Le problème du téléphone est grave et, par conséquent, utile pour établir les effets néfastes possibles de l’appareil sont démontrés par le fait que dans le monde il y a cinq milliards de téléphones mobiles, et des études jusqu’à maintenant, principalement commandée par l’Organisation Mondiale de la Santé, ont été, presque tous visant à établir la détermination de l’effet de l’exposition aux ondes électromagnétiques, pourtant, malgré les dépenses en ressources aucune de ces études n’a été en mesure de démontrer les effets réels causés par l’homme, aussi en raison du fait que la généralisation de l’utilisation de téléphones mobiles dans le monde entier, autant capillaire comme c’est le cas maintenant, il n’avait pas plus de dix ans.

L’apparition de maladies telles que le cancer ou les troubles neurologiques, explique le professeur Lawrie Challis, président de MTHR“, apparaît généralement après 10 à 15 ans de l’exposition”. Dans le cas du tabagisme, par exemple, il n’était pas possible d’associer n’importe quel type de cancer du poumon et pour une période d’au moins 10 ans: de nombreux chercheurs, en fait, de comparer la situation actuelle de l’incertitude à celle de l’amiante ou le tabac lorsque les risques pour la santé ne sont pas bien connus.
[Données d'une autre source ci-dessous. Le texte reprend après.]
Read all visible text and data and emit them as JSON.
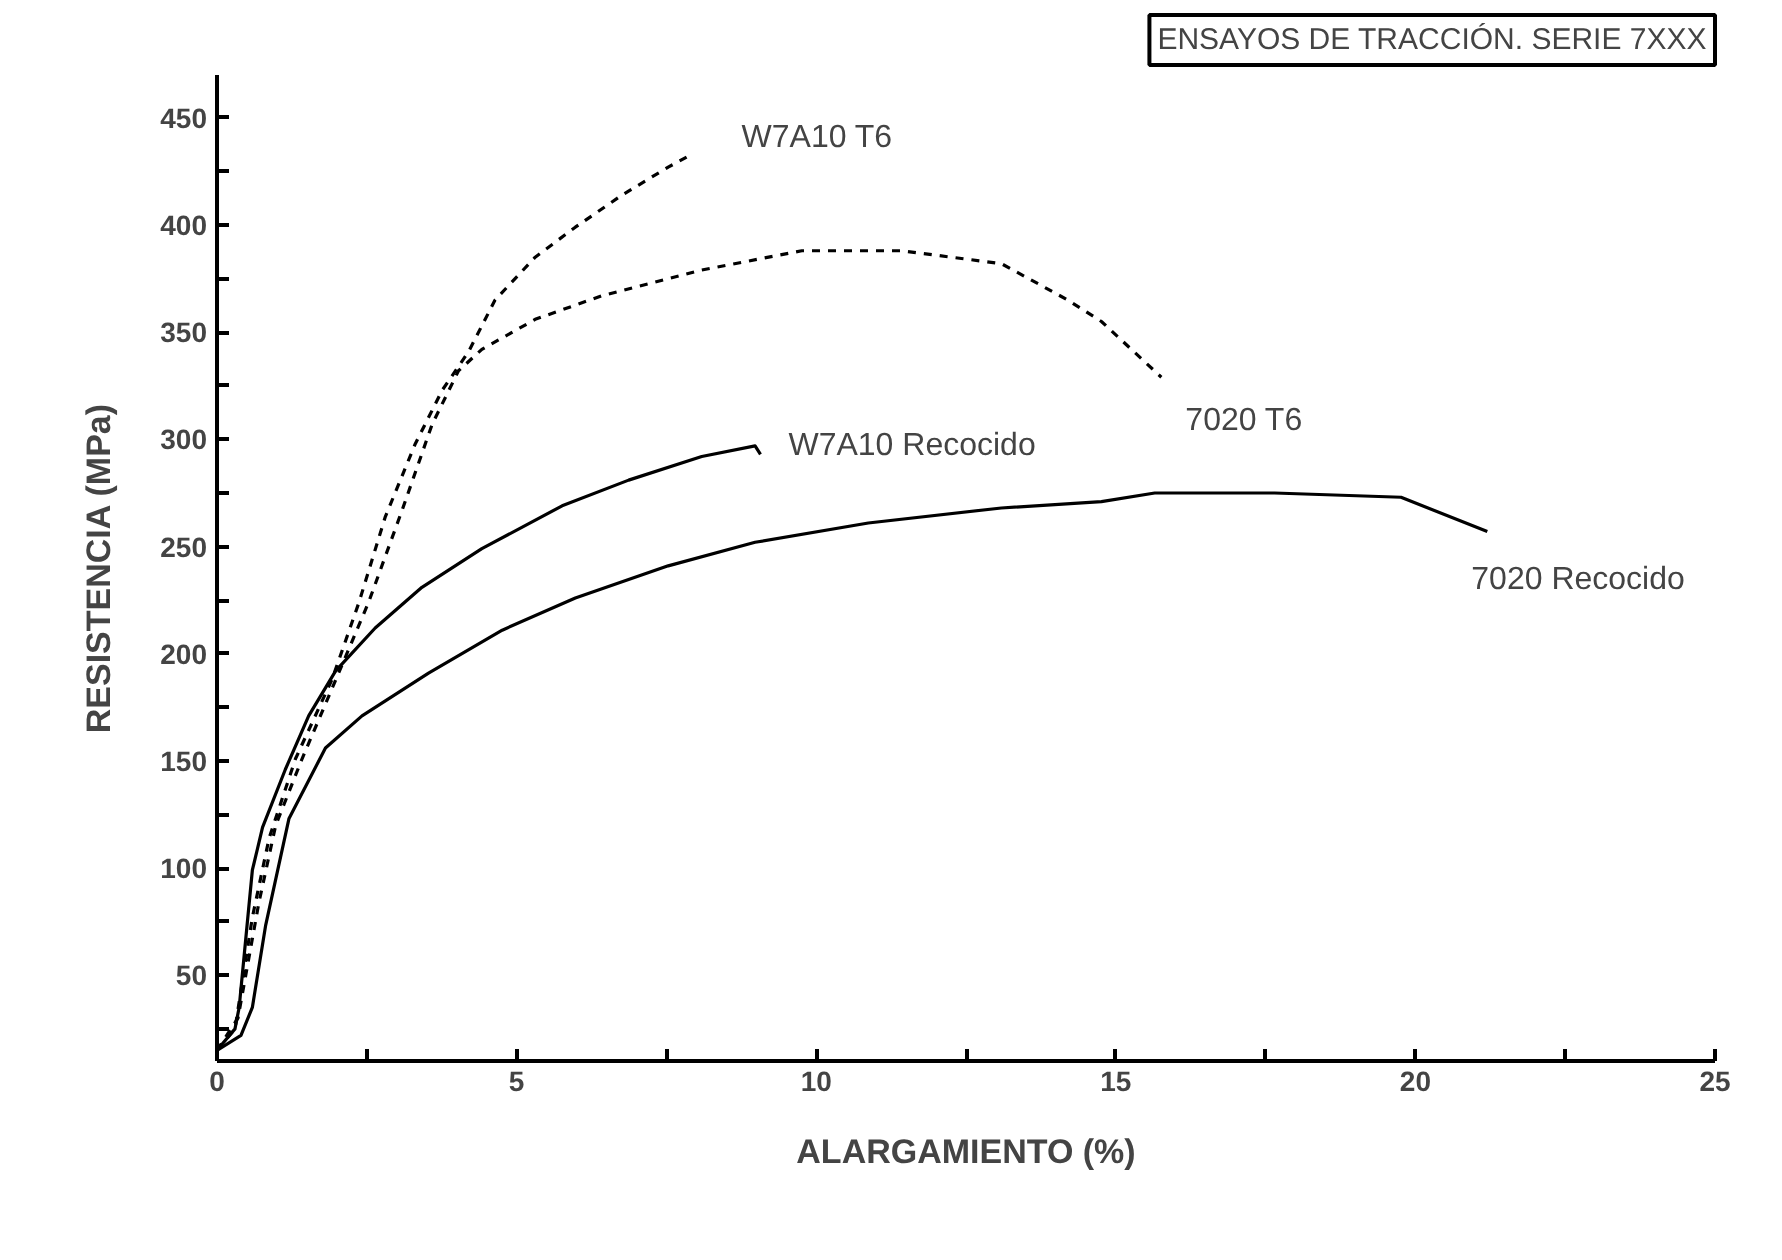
{
  "chart_data": {
    "type": "line",
    "title": "ENSAYOS DE TRACCIÓN. SERIE 7XXX",
    "xlabel": "ALARGAMIENTO (%)",
    "ylabel": "RESISTENCIA (MPa)",
    "xlim": [
      0,
      25
    ],
    "ylim": [
      10,
      470
    ],
    "xticks": [
      0,
      {
        "value": 2.5,
        "label": null
      },
      5,
      {
        "value": 7.5,
        "label": null
      },
      10,
      {
        "value": 12.5,
        "label": null
      },
      15,
      {
        "value": 17.5,
        "label": null
      },
      20,
      {
        "value": 22.5,
        "label": null
      },
      25
    ],
    "yticks": [
      {
        "value": 25,
        "label": null
      },
      50,
      {
        "value": 75,
        "label": null
      },
      100,
      {
        "value": 125,
        "label": null
      },
      150,
      {
        "value": 175,
        "label": null
      },
      200,
      {
        "value": 225,
        "label": null
      },
      250,
      {
        "value": 275,
        "label": null
      },
      300,
      {
        "value": 325,
        "label": null
      },
      350,
      {
        "value": 375,
        "label": null
      },
      400,
      {
        "value": 425,
        "label": null
      },
      450
    ],
    "grid": false,
    "marker": "none",
    "series": [
      {
        "name": "W7A10 T6",
        "color": "#000000",
        "line_style": "dashed",
        "x": [
          0,
          0.3,
          0.59,
          0.87,
          1.31,
          1.92,
          2.37,
          2.81,
          3.31,
          3.76,
          4.2,
          4.64,
          5.31,
          5.98,
          6.76,
          7.53,
          7.92
        ],
        "values": [
          15,
          25,
          77,
          114,
          151,
          188,
          224,
          264,
          298,
          323,
          341,
          365,
          385,
          399,
          414,
          427,
          433
        ]
      },
      {
        "name": "7020 T6",
        "color": "#000000",
        "line_style": "dashed",
        "x": [
          0,
          0.35,
          0.7,
          0.98,
          1.42,
          2.03,
          2.53,
          3.09,
          3.59,
          4.03,
          4.42,
          5.31,
          6.42,
          8.09,
          9.76,
          11.42,
          13.09,
          14.2,
          14.76,
          15.76
        ],
        "values": [
          15,
          30,
          84,
          120,
          151,
          191,
          224,
          267,
          307,
          332,
          342,
          356,
          367,
          379,
          388,
          388,
          382,
          365,
          355,
          329
        ]
      },
      {
        "name": "W7A10 Recocido",
        "color": "#000000",
        "line_style": "solid",
        "x": [
          0,
          0.3,
          0.37,
          0.59,
          0.76,
          1.14,
          1.53,
          1.98,
          2.64,
          3.42,
          4.42,
          5.76,
          6.87,
          8.09,
          8.98,
          9.07
        ],
        "values": [
          15,
          25,
          35,
          99,
          119,
          146,
          171,
          192,
          212,
          231,
          249,
          269,
          281,
          292,
          297,
          293
        ]
      },
      {
        "name": "7020 Recocido",
        "color": "#000000",
        "line_style": "solid",
        "x": [
          0,
          0.4,
          0.59,
          0.81,
          1.2,
          1.81,
          2.42,
          3.53,
          4.76,
          5.98,
          7.53,
          8.98,
          10.87,
          13.09,
          14.76,
          15.65,
          17.65,
          19.76,
          21.2
        ],
        "values": [
          15,
          22,
          35,
          73,
          123,
          156,
          171,
          191,
          211,
          226,
          241,
          252,
          261,
          268,
          271,
          275,
          275,
          273,
          257
        ]
      }
    ]
  }
}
Jusqu’à maintenant, par exemple, nous savons que, sans doute, le téléphone mobile est plus dangereux pour les enfants, et c’est en vertu du fait que le tissu nerveux de l’enfant n’est pas mûr et, par conséquent, l’exposition serait la cause d’une plus grande absorption d’énergie que les adultes, ne pas oublier aussi que, potentiellement, la période de temps en ce qui concerne l’espérance de vie d’un enfant que pour un adulte est plus grande, et par conséquent, il n’est pas possible d’émettre l’hypothèse de l’effet que peut déterminer le plus long de l’exposition.

Il s’ensuit qu’il est courant de pensée dans les sciences imaginer qu’il est conseillé d’éviter aux enfants de moins de 12 ans l’utilisation de téléphone mobile, mais aussi un téléphone sans fil et les appareils Wi-Fi. Et certainement pas beaucoup de confort à la pensée exprimée par le chercheur suédois Lennart Hardell, quand supposé de sérieux ennuis, parle même d’une épidémie pour les jeunes qui commencent à utiliser le téléphone mobile avant l’âge de 20 ans et qui, par conséquent, risque cinq fois plus que leurs collègues appartenant à d’autres générations de maladies telles que le gliome, une tumeur du tissu nerveux. Le conseil, à l’adresse donc aux jeunes est d’éviter l’utilisation de téléphones cellulaires sans un casque, et peut-être en utilisant le SMS pour communiquer.

Beaucoup de réconfort de savoir, au contraire, que les opérateurs britannique Vodafone, O2, T-Mobile et Orange ont accepté de participer à l’étude et se sont engagés à communiquer avec leurs utilisateurs afin de les convaincre de participer à la recherche: au moins 90 mille, selon leurs prévisions, ils accepteront.